Over the phone, she told a story of two guys from LA who were homeless and hooked on heroin. They found a Santo Daime Church and started developing a community around the tea ceremony there. One of the guys stopped going for a while, but the church "went out looking for him" and tried to convince him to return. After a while he did. He eventually made his way to the Seattle area and connected with a sober living house. Bridges said he attends local ceremonies "because it’s helping him in his sobriety," but he can’t tell the sober-living place because he'd lose his housing. "He still has to work on his sobriety, but what I’ve seen is that it seems as if he has a different relationship to his internal suffering. It’s more conscious and tangible to him," she said.

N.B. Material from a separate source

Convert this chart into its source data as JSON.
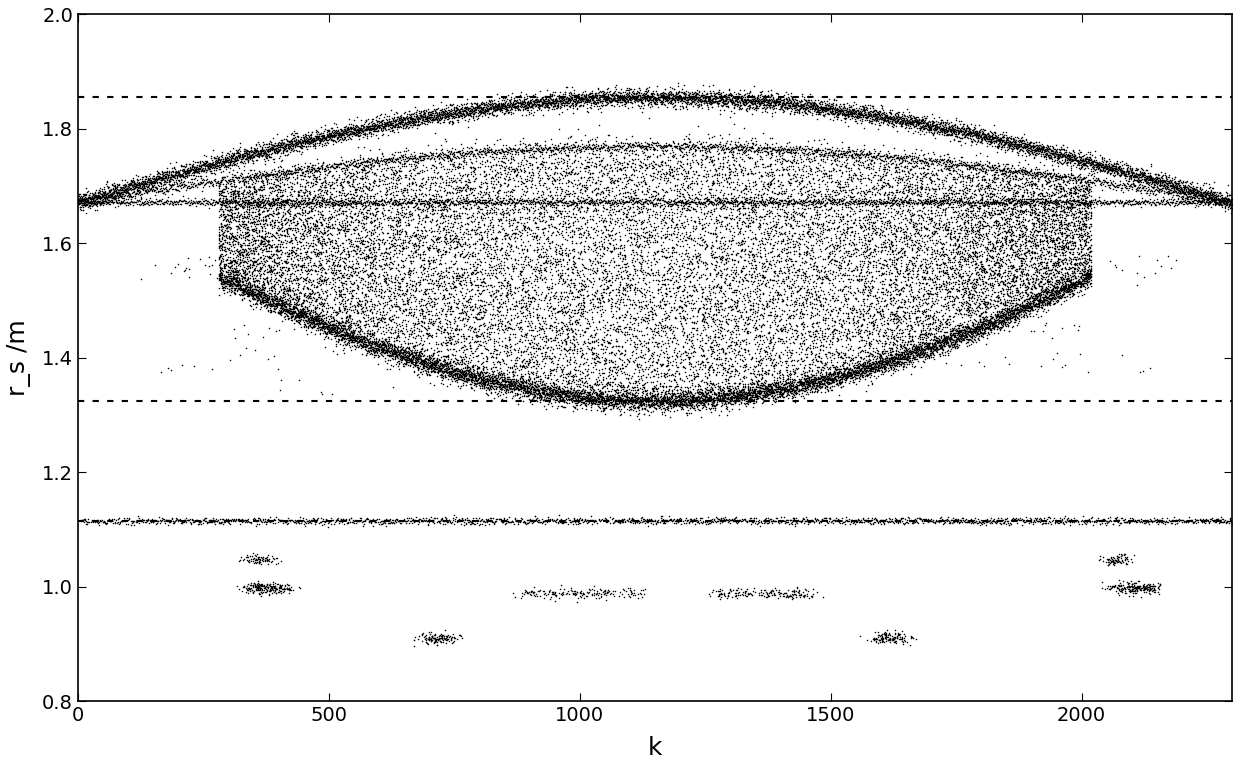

Stories like his lead Bridges to see decriminalization as a way to offer these healing medicines to communities the health care system often excludes or mistreats. That route would allow for a "share-grow" model, which would give unlicensed healers like herself the opportunity to share the medicine with those skeptical of the medical establishment and of psychedelics in general.

Lasting stigmatization from the drug war, an early history of exploitative LSD experimentation on Black people, and the overwhelming whiteness of the psychedelic world heavily contribute to a high level of "apprehensiveness" around the medicines in Black and brown communities, Bridges said. Part of her goal in joining the movement involves reclaiming the psychedelic space for Black people and Indigenous communities, from which Santo Daime sprang in the first place.

Raimundo Irineu Serra, a Black Brazilian rubber tapper, founded the religion in 1914 after drinking the tea that the region's Indigenous people drank "for its healing and spiritual purposes."

Serra used the plant and the religion "to lift up his people and other marginalized people so they could feel their worthiness," Bridges said. She sees her attempt to create an inviting space to heal people from communities of color, who suffer disproportionally high rates of trauma, as bringing his project full circle. If the city or state decriminalizes psychedelics, she hopes to start a farm that grows psychedelic plants for ceremonies and produce for the state's food deserts.

Not a panacea

Though psychedelics may play a role in helping the city tackle addiction and generational trauma, Bridges stressed that funding for education, access to housing, supports and therapies for children and adolescents, financial support for young families, and higher wages were also necessary to solve those problems.

"You can’t give someone this experience and then put them right back in the situation they were in. This is about developing community," she said. "I’ve seen a lot of this Western mentality, where people want to extract the compound, put it in a pill, monetize it, and then think that's going to cure everything. But it's not just the medicine. It’s the embodiment of the medicine in relation to community that actually creates the conditions for healing."

She compared the healing to seeds, which thrive under the supervision of attentive caretakers in good soil, just the right amount of sun, and favorable weather conditions. "It’s not just this one approach," she added. "We need systemic change, we need to educate the people about racial equity and what it is to be in community and not having this extractionist-type mentality that’s depleting everything."